Ali, you point out how hard it is to see these narratives. I’m curious then, what work needs to happen next for individuals and organizations working to improve the food system once they’re recognizing these white supremacy culture narratives that continue to show up?
Yeah, you make some great points and I’m glad that you’ve asked this question. As I’ve sort of alluded to a little bit, it starts with learning. It’s learning how whiteness is influencing your work. It’s analyzing your thought processes. You can’t really make forward progress if you don’t understand how you might be contributing to the problem. This involves asking yourself some basic questions to challenge how you’re thinking about the food system. So are you discussing at all in your work and in your individual learning how structural racism has impacted the communities you’re serving? Are you moving beyond talking about food access and food deserts to have conversations around food apartheid? Have you looked at your budget, either your organization’s, or even your own personal finances to see if you’re dedicating any money and funding to BIPOC organizations that are already doing work on the ground?
We’ve been socialized to believe a lot about whiteness, about race, about the history of the United States. You really have to start digging in and finding those gaps in your education. You can’t make progress without first learning and unlearning, and then as white folks, as white organizations and institutions, to take action to combat it.
I think it’s important to note that nobody alive today created the current systems of oppression, but they still exist. And many of us benefit from them and perpetuate them. So while we didn’t create the system, I want to acknowledge that some individuals and institutions are today still actively working to strengthen systems of white supremacy and further solidify it in laws and institutions and norms. If we don’t learn how it’s harmful and how we can take action to counteract it, how we’re complicit in it, then we are definitely still complicit in continuing to uphold it.

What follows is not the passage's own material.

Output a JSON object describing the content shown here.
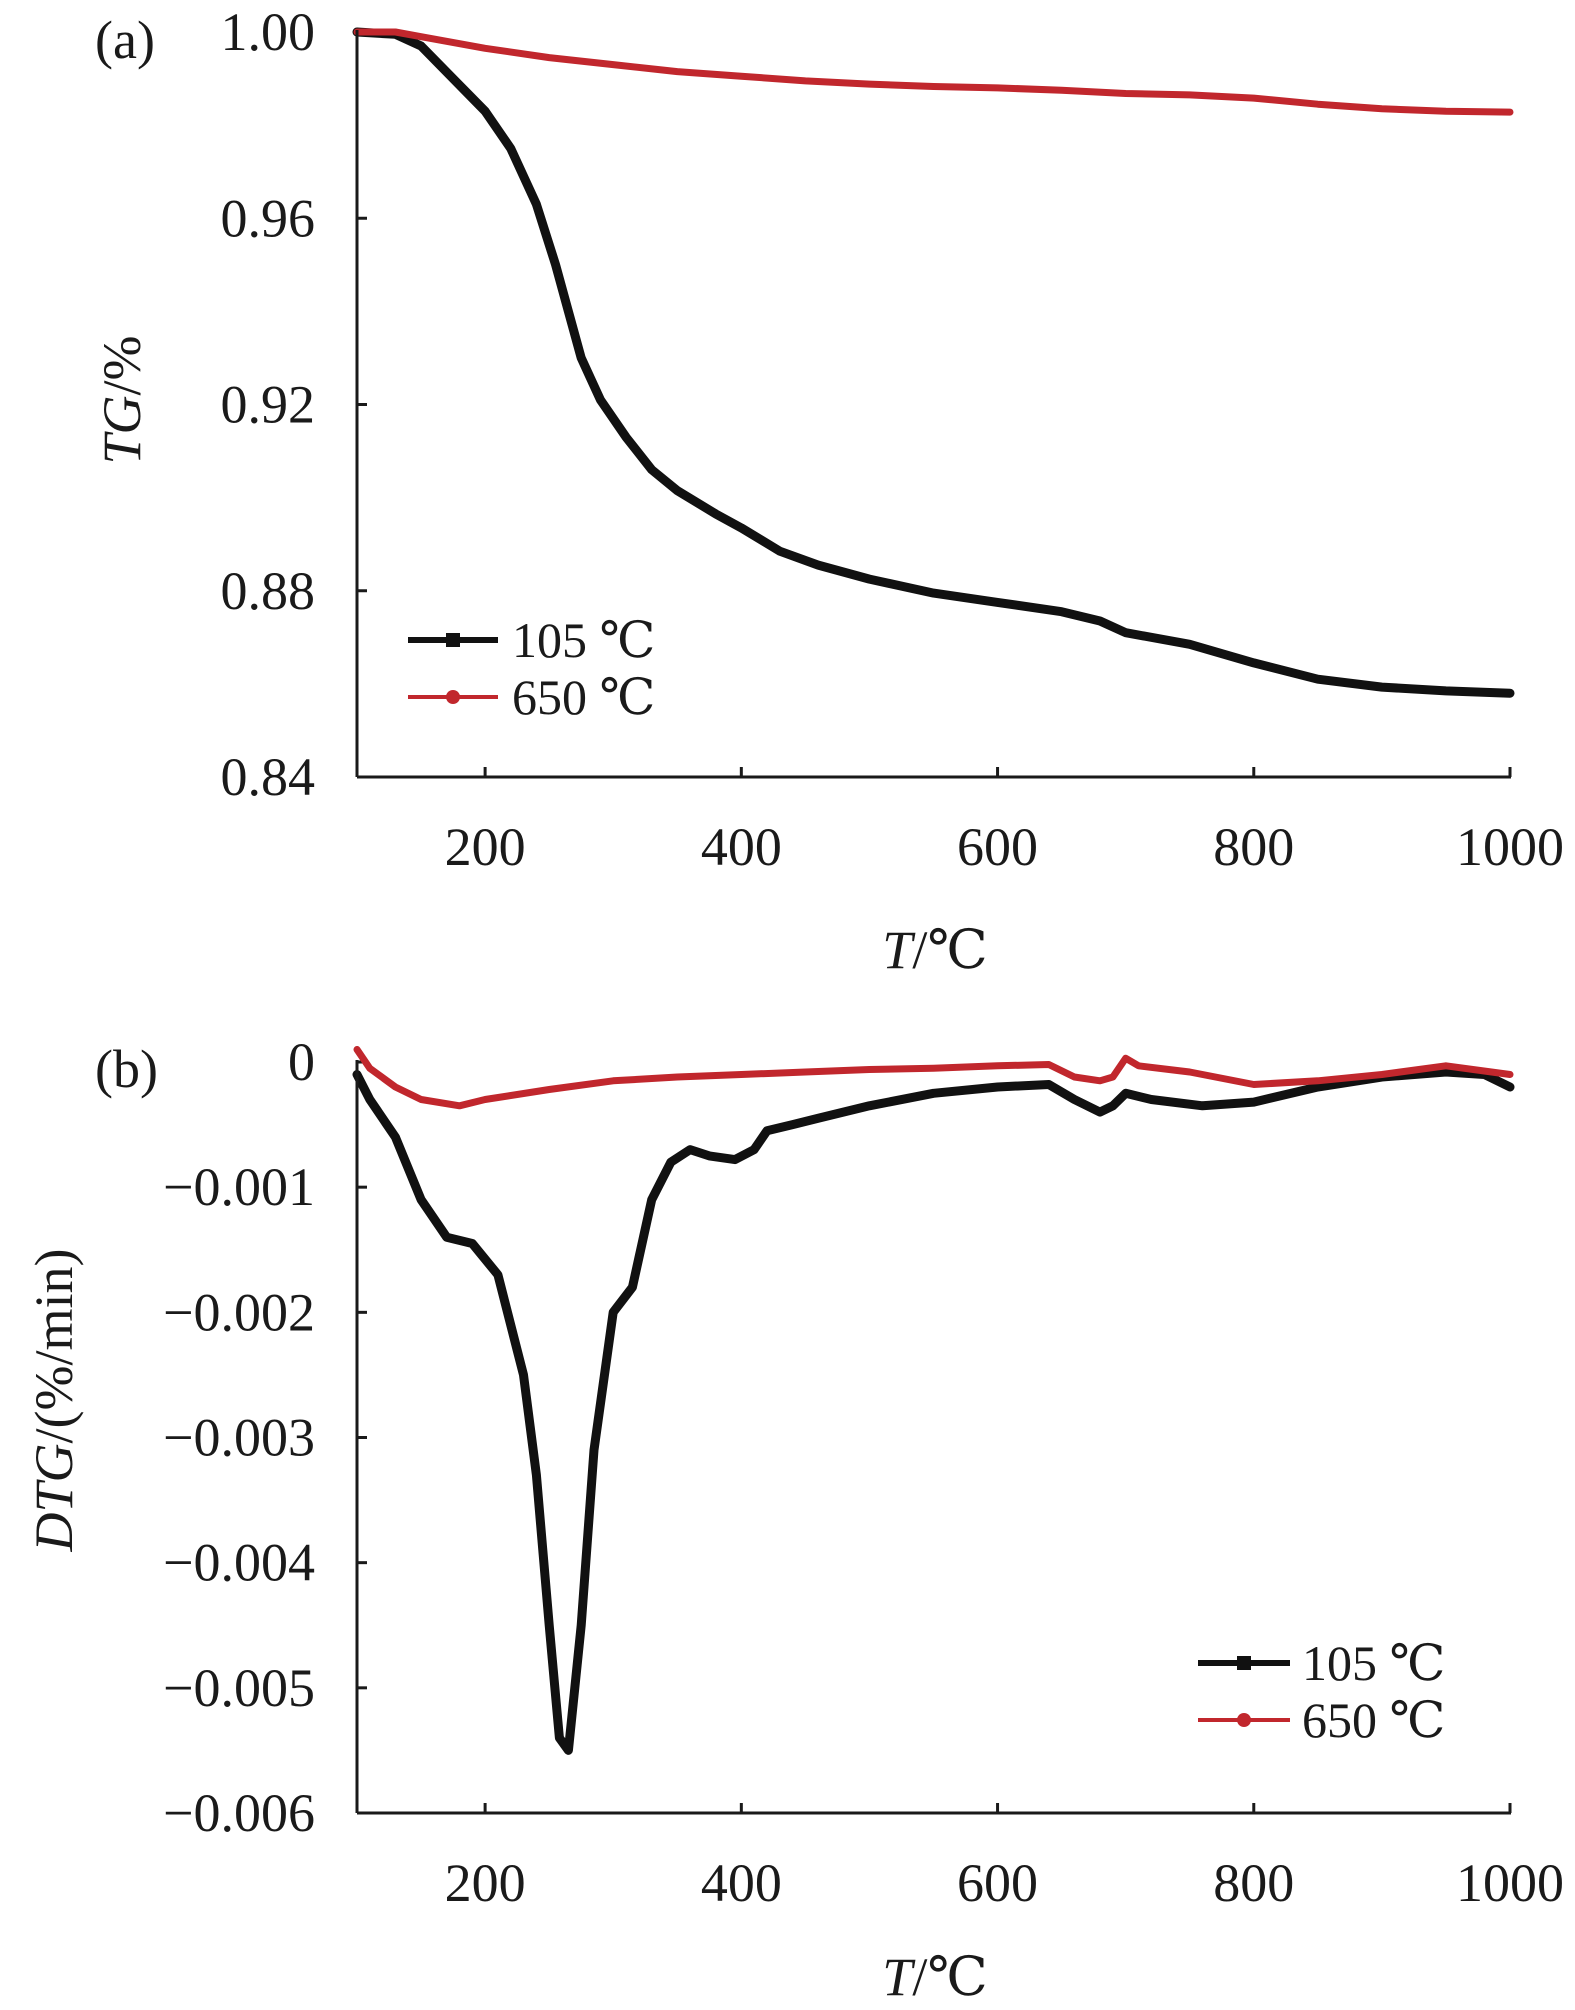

I think it’s also important to note the power dynamics at play between institutions and communities. Often white institutions and organizations get to come into communities and set the agenda for what is needed and what will happen in those communities. And so organizations need to think about how they can shift from doing the work on behalf of BIPOC communities to supporting community-defined agendas and working with communities. And this really requires organizations to unpack how they are exerting power and influence, and understanding who is benefiting from that power. Is the community really being helped by your programs? Or is your organization the one that’s benefiting from having a program in that community? White institutions and organizations can stifle the ability for BIPOC individuals and communities to use their own power to assert their own agendas, and create systems that benefit them, instead of being forced to participate in systems of oppression.